Thursday, October 13, 2016

Blessed are the Peacetalkers, For They Shall Be Called Nobel Peace Prize Laureates

For all his talk, our president has not made much peace since he received his Nobel Peace Prize:

By some sobering measures, the case for Obama the peacemaker is difficult to make. Analysts who track conflict, refugee populations, terrorist attacks and political upheaval say the world has only become less peaceful during Obama's tenure, a trend that began just before he took office.

Instances of terrorism have peaked, deaths in battle around the world are at a 25-year high, and the number of refugees and displaced people has reached a level not seen in sixty years, according to the 2016 Global Peace Index, a report on international stability produced by the nonpartisan think-tank the Institute for Economic and Peace. The researchers attributed the trends to the expanded warfare in the Middle East and North Africa and broad ripples across the region and in Europe.

Face it, the Europeans got exactly what they wanted: a president who agreed with them that American actions just make things worse and if we'd only stand aside, reasonable people would sort things out on their own.

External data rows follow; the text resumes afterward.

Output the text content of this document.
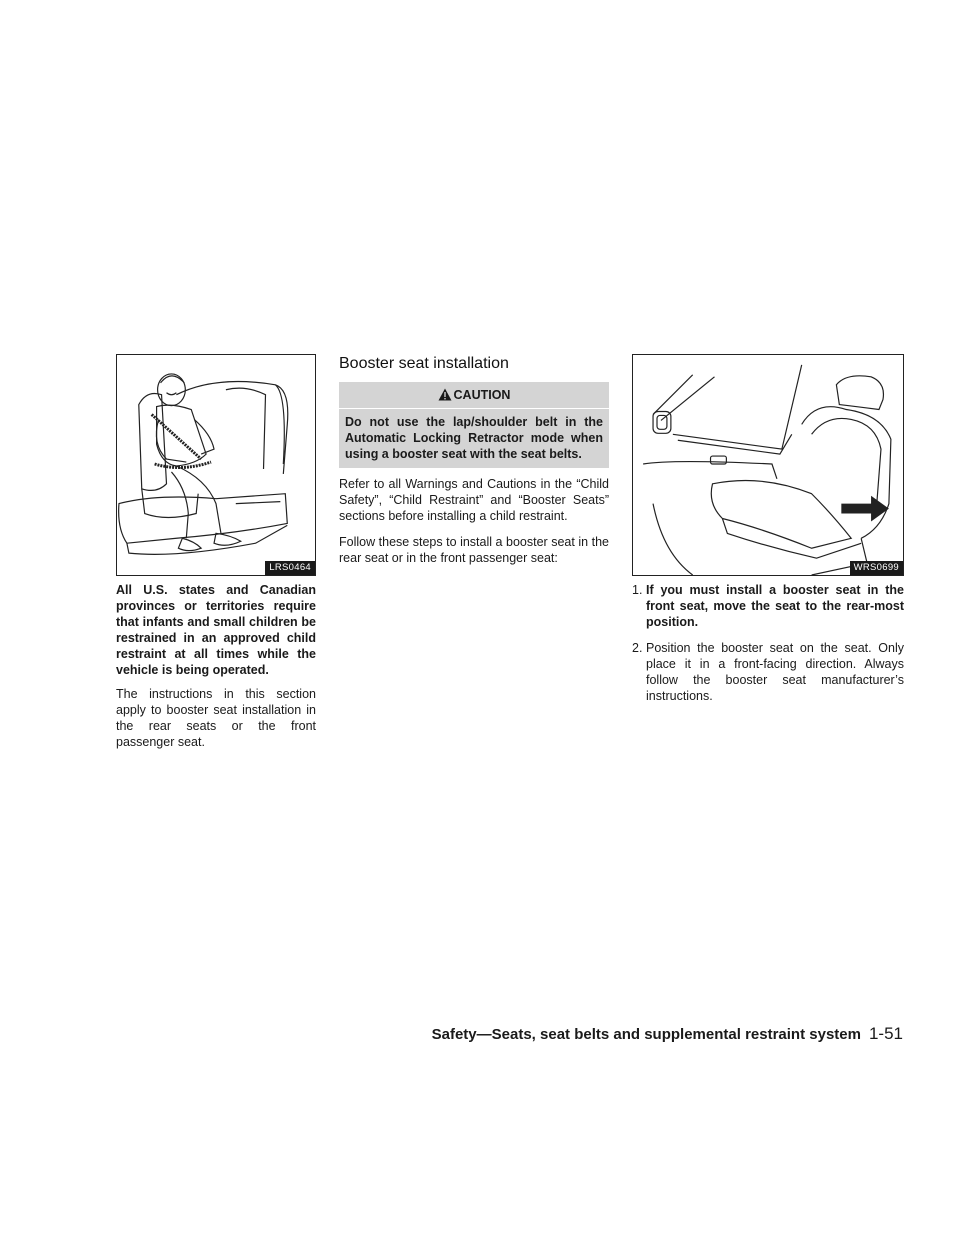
LRS0464

All U.S. states and Canadian provinces or territories require that infants and small children be restrained in an approved child restraint at all times while the vehicle is being operated.

The instructions in this section apply to booster seat installation in the rear seats or the front passenger seat.

Booster seat installation
CAUTION
Do not use the lap/shoulder belt in the Automatic Locking Retractor mode when using a booster seat with the seat belts.

Refer to all Warnings and Cautions in the “Child Safety”, “Child Restraint” and “Booster Seats” sections before installing a child restraint.

Follow these steps to install a booster seat in the rear seat or in the front passenger seat:

WRS0699
1. If you must install a booster seat in the front seat, move the seat to the rear-most position.
2. Position the booster seat on the seat. Only place it in a front-facing direction. Always follow the booster seat manufacturer’s instructions.
Safety—Seats, seat belts and supplemental restraint system 1-51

But for the odd shortage of reasonable people willing to talk, what a great plan that was!

And this is funny:

Few would blame global strife on one man, even the commander of the world's most powerful military. And if anything, Obama's legacy— and his supporters would say his strength — is a steady wariness of limits of using that military without triggering unintended consequences.

So America is damned because of the unintended consequences of the Iraq War (which we won on the battlefield) under Bush, which at least eliminated a source of terrorism and aggression, created an ally where we'd once had a foe, and bled out and discredited jihadi terrorism noticeably in the Moslem world after that victory. Really, the worst unintended consequences arose from our abandonment of Iraq during the peace after we won the battles.

Yet the unintended consequences of President Obama's Libya adventure continue to ripple throughout Europe, Africa, and the Middle East. So President Obama matched President Bush's record of wars with unintended consequences despite his wariness. Kudos.

And keep in mind that when things went bad in Iraq in 2014 after our withdrawal in 2011, President Obama intervened in Iraq War 2.0 to defend what Bush had won.

Blessed are the peacemakers, for they will be called children of God.

But if you just talk a good game and give the right people leg tingles, you get a lovely award suitable for framing, that in retrospect was just a participation ribbon.